Supporting data for "Evaluating Long Read De Novo Assembly Tools for Eukaryotic Genomes: Insights and Considerations"
We benchmarked state-of-the-art long-read de novo assemblers, to help readers make a balanced choice for the assembly of eukaryotes. To this end, we used 12 real and 64 simulated datasets from different eukaryotic genomes, with different read length distributions, imitating PacBio CLR, PacBio HiFi, and ONT sequencing to evaluate the assemblers. We include five commonly used long read assemblers in our benchmark: Canu, Flye, Miniasm, Raven, and wtdbg2 for ONT and PacBio CLR reads. For PacBio HiFi reads LJA, we include five state-of-the-art HiFi assemblers: HiCanu, Flye, Hifiasm, LJA and MBG. Evaluation categories address the following metrics: reference-based metrics, assembly statistics, misassembly count, BUSCO completeness, runtime, and RAM usage. Additionally, we investigated the effect of increased read length on the quality of the assemblies, and report that read length can, but does not always, positively impact assembly quality.
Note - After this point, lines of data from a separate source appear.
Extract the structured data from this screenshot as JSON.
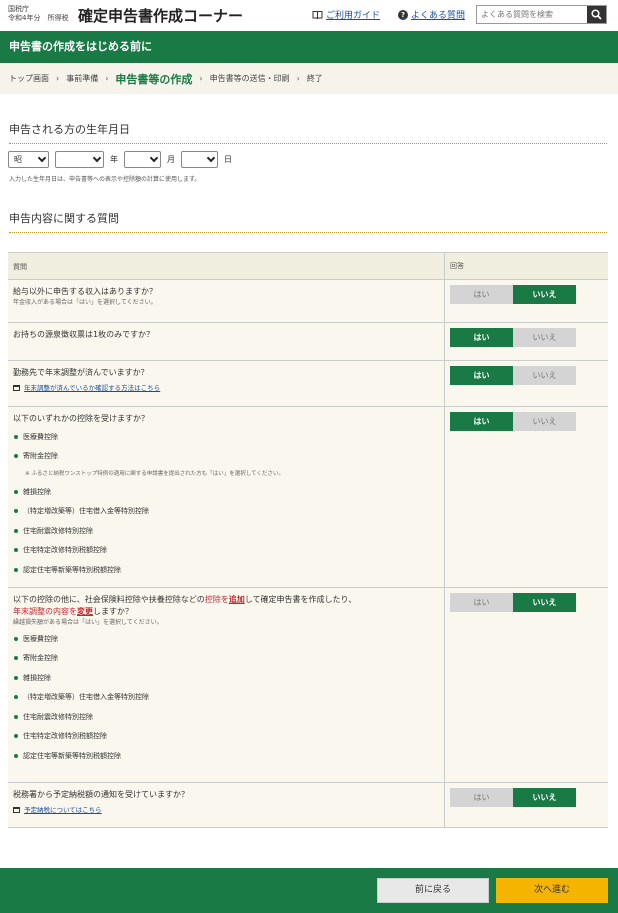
{
  "header": {
    "agency": "国税庁",
    "year_label": "令和4年分　所得税",
    "title": "確定申告書作成コーナー",
    "guide_link": "ご利用ガイド",
    "faq_link": "よくある質問",
    "search_placeholder": "よくある質問を検索"
  },
  "banner": "申告書の作成をはじめる前に",
  "breadcrumb": [
    "トップ画面",
    "事前準備",
    "申告書等の作成",
    "申告書等の送信・印刷",
    "終了"
  ],
  "birth": {
    "heading": "申告される方の生年月日",
    "era_value": "昭",
    "year_unit": "年",
    "month_unit": "月",
    "day_unit": "日",
    "note": "入力した生年月日は、申告書等への表示や控除額の計算に使用します。"
  },
  "questions_heading": "申告内容に関する質問",
  "table": {
    "col_question": "質問",
    "col_answer": "回答",
    "yes": "はい",
    "no": "いいえ",
    "q1": {
      "text": "給与以外に申告する収入はありますか？",
      "note": "年金収入がある場合は「はい」を選択してください。",
      "answer": "no"
    },
    "q2": {
      "text": "お持ちの源泉徴収票は1枚のみですか？",
      "answer": "yes"
    },
    "q3": {
      "text": "勤務先で年末調整が済んでいますか？",
      "link": "年末調整が済んでいるか確認する方法はこちら",
      "answer": "yes"
    },
    "q4": {
      "text": "以下のいずれかの控除を受けますか？",
      "answer": "yes",
      "items": [
        "医療費控除",
        "寄附金控除",
        "雑損控除",
        "（特定増改築等）住宅借入金等特別控除",
        "住宅耐震改修特別控除",
        "住宅特定改修特別税額控除",
        "認定住宅等新築等特別税額控除"
      ],
      "subnote": "※ ふるさと納税ワンストップ特例の適用に関する申請書を提出された方も「はい」を選択してください。"
    },
    "q5": {
      "text_a": "以下の控除の他に、社会保険料控除や扶養控除などの",
      "text_b": "控除を",
      "text_c": "追加",
      "text_d": "して確定申告書を作成したり、",
      "text_e": "年末調整の内容を",
      "text_f": "変更",
      "text_g": "しますか？",
      "note": "繰越損失額がある場合は「はい」を選択してください。",
      "answer": "no",
      "items": [
        "医療費控除",
        "寄附金控除",
        "雑損控除",
        "（特定増改築等）住宅借入金等特別控除",
        "住宅耐震改修特別控除",
        "住宅特定改修特別税額控除",
        "認定住宅等新築等特別税額控除"
      ]
    },
    "q6": {
      "text": "税務署から予定納税額の通知を受けていますか？",
      "link": "予定納税についてはこちら",
      "answer": "no"
    }
  },
  "footer": {
    "back": "前に戻る",
    "next": "次へ進む"
  },
  "colors": {
    "brand_green": "#1a7a45",
    "next_button": "#f5b400",
    "accent_red": "#c1272d"
  }
}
Our benchmark concludes that there is no assembler that performs the best in all the evaluation categories. However, our results show that overall Flye is the best-performing assembler for PacBio CLR and ONT reads, both on real and simulated data. Meanwhile, best performing PacBio HiFi assemblers are Hifiasm, and LJA. Next, the benchmarking using longer reads shows that the increased read length improves assembly quality, but the extent to which that can be achieved depends on the size and complexity of the reference genome.